Tunisie : « CFJ » condamne la peine d’un an de prison en appel contre le journaliste Haythem El Mekki et dénonce l’acharnement contre la liberté de la presse

Reading Time: Less than 1 minute Minutes

Le Comité pour la Justice (Committee for Justice – CFJ) exprime sa ferme condamnation de l’arrêt rendu par la Cour d’appel de Sfax le 8 juillet 2026, condamnant le journaliste et professionnel de l’information Haythem El Mekki à une peine d’un an de prison ferme, en raison de l’exercice de son droit à la liberté d’opinion, d’expression et de commentaire sur les affaires publiques. Le CFJ considère que ce verdict répressif s’inscrit dans une escalade systématique visant à poursuivre les journalistes et à restreindre l’espace civique en Tunisie.

Instrumentalisation des textes et réorientation des charges : Le Comité relève dans le parcours judiciaire de M. El Mekki une pratique récurrente d’instrumentalisation des textes punitifs pour entraver le travail journalistique. L’affaire a été initialement instruite sur la base de l’article 24 du Décret-loi n° 54 de l’année 2022, avant que la Cour ne prononce une condamnation en se fondant sur l’article 86 du Code des télécommunications. Le CFJ souligne que cette substitution procédurale entre des dispositions liberticides vise principalement à contourner les garanties légales de protection des journalistes afin de criminaliser l’expression politique et pacifique.

Qualification et fondement juridique des violations : Le Comité pour la Justice (CFJ) affirme que le ciblage des professionnels des médias et le recours à des peines privatives de liberté dans les affaires de publication violent gravement les engagements nationaux et internationaux de la Tunisie :

  • Répression de la liberté d’expression et de la presse : Cette condamnation contrevient directement à l’article 37 de la Constitution tunisienne de 2022, qui interdit la censure et les restrictions abusives à la liberté de pensée et de publication. Elle viole également l’article 19 du Pacte international relatif aux droits civils et politiques (Observation générale n° 34) et l’article 9 de la Charte africaine des droits de l’homme et des peuples, qui consacrent la liberté de la presse comme pilier essentiel du débat démocratique.
  • Instauration d’un climat d’intimidation et d’autocensure : L’application répétée de l’article 86 du Code des télécommunications et du Décret-loi 54 génère un climat de terreur incitant les journalistes à l’autocensure, privant ainsi la société de son droit à l’information pluraliste.

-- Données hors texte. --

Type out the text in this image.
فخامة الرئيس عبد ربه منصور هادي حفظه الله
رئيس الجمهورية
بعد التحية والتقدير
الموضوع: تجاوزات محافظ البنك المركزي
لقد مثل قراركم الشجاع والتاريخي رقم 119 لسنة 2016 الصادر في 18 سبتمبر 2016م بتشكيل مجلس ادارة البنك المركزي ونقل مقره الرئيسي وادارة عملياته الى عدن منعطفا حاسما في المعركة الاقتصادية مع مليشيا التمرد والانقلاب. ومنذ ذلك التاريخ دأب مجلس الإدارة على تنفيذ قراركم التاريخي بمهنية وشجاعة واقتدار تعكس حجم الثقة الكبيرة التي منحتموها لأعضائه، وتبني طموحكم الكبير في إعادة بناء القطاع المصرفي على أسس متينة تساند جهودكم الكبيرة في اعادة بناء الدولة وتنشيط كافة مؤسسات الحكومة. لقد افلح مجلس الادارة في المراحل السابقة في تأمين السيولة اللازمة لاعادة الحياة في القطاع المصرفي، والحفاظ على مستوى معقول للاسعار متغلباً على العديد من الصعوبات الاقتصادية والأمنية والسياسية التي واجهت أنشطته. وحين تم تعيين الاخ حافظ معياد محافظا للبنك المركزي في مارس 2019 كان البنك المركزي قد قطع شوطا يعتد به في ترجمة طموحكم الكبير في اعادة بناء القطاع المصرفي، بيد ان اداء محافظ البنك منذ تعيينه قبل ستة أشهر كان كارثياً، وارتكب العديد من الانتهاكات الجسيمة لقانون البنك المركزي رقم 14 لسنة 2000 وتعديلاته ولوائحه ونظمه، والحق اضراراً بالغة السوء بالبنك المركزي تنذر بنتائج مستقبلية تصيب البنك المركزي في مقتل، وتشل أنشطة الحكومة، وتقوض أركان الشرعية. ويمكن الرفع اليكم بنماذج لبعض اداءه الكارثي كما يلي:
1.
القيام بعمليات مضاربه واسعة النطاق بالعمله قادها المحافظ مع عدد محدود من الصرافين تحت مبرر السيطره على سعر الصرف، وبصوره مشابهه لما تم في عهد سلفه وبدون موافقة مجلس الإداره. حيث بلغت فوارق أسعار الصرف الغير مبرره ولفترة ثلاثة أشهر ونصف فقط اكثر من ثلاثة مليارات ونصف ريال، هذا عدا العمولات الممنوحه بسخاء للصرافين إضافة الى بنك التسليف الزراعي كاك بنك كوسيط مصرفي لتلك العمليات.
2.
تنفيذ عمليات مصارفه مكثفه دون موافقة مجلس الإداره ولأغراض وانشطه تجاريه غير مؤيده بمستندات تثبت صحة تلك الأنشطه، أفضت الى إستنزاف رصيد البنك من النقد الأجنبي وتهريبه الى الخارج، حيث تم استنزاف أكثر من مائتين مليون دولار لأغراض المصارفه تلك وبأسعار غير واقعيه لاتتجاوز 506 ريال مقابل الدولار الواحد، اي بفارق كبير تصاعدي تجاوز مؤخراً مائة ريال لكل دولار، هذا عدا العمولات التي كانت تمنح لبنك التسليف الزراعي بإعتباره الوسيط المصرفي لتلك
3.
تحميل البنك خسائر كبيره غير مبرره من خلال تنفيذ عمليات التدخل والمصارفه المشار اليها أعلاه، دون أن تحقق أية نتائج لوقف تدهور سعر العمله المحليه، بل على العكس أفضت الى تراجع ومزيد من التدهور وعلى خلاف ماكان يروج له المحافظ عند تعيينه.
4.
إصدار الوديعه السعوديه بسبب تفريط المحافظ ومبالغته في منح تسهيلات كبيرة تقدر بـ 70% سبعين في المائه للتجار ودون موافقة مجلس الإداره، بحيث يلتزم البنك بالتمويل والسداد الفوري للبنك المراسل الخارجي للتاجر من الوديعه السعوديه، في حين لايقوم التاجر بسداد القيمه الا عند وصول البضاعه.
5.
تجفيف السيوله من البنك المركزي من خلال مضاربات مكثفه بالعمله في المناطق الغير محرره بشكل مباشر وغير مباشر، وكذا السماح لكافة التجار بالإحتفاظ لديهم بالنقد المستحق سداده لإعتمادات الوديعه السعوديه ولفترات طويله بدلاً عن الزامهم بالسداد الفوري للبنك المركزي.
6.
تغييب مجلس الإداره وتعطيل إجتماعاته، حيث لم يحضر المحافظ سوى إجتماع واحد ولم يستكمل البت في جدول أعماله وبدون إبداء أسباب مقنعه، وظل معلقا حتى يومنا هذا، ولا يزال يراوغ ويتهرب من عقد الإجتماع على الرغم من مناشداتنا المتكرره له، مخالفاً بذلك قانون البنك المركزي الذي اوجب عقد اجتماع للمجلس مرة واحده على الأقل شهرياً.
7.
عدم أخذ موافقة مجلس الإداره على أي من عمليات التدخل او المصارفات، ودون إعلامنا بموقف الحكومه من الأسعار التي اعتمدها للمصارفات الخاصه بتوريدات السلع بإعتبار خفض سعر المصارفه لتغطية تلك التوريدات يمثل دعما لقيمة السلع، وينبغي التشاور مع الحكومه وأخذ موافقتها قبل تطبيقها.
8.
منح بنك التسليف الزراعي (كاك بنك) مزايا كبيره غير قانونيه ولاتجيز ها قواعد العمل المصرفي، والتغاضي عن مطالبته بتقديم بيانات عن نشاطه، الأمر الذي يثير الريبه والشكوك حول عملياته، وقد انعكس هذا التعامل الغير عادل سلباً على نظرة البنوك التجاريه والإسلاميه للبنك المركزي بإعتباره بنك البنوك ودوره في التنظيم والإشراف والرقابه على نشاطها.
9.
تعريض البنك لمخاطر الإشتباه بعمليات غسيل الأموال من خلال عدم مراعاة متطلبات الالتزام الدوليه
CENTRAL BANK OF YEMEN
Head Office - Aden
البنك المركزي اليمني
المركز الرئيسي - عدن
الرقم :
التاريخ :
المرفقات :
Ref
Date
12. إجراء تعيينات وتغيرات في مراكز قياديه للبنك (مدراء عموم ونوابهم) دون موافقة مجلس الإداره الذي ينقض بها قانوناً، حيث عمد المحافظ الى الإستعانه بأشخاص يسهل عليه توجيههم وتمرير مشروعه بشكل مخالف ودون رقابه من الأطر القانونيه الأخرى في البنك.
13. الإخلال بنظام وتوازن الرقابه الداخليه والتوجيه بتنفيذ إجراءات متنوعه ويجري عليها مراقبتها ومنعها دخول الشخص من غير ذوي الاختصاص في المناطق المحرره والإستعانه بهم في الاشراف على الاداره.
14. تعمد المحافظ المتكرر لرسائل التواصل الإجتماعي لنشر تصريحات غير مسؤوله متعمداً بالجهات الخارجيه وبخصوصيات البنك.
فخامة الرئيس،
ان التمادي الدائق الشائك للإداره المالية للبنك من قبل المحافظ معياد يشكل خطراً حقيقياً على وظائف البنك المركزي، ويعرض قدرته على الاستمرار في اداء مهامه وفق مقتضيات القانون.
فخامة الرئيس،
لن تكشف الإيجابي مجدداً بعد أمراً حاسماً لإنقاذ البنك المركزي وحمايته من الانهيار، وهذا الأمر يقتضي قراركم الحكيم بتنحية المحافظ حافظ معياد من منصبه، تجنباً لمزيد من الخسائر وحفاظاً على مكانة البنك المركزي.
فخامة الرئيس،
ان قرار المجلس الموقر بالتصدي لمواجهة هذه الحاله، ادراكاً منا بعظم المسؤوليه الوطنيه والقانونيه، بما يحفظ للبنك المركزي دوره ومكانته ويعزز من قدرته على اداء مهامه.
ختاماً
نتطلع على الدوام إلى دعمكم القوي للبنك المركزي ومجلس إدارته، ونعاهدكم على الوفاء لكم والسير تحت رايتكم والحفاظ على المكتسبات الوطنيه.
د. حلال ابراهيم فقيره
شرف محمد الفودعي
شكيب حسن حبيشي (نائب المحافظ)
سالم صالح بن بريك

En conséquence, Committee for Justice (CFJ) exige des autorités tunisiennes :

  1. L’annulation immédiate de la peine d’emprisonnement prononcée contre le journaliste Haythem El Mekki et l’abandon de toutes les charges liées à ses activités médiatiques et opinions.
  2. L’arrêt immédiat des peines privatives de liberté et l’abrogation des textes pénaux répressifs—notamment l’article 86 du Code des télécommunications et le Décret-loi 54—dans les affaires de presse, afin de conformer la législation nationale aux normes internationales.
  3. La fin de la répression visant les journalistes et la garantie d’un environnement sûr permettant le libre exercice du journalisme et du débat public sans crainte de représailles judiciaires.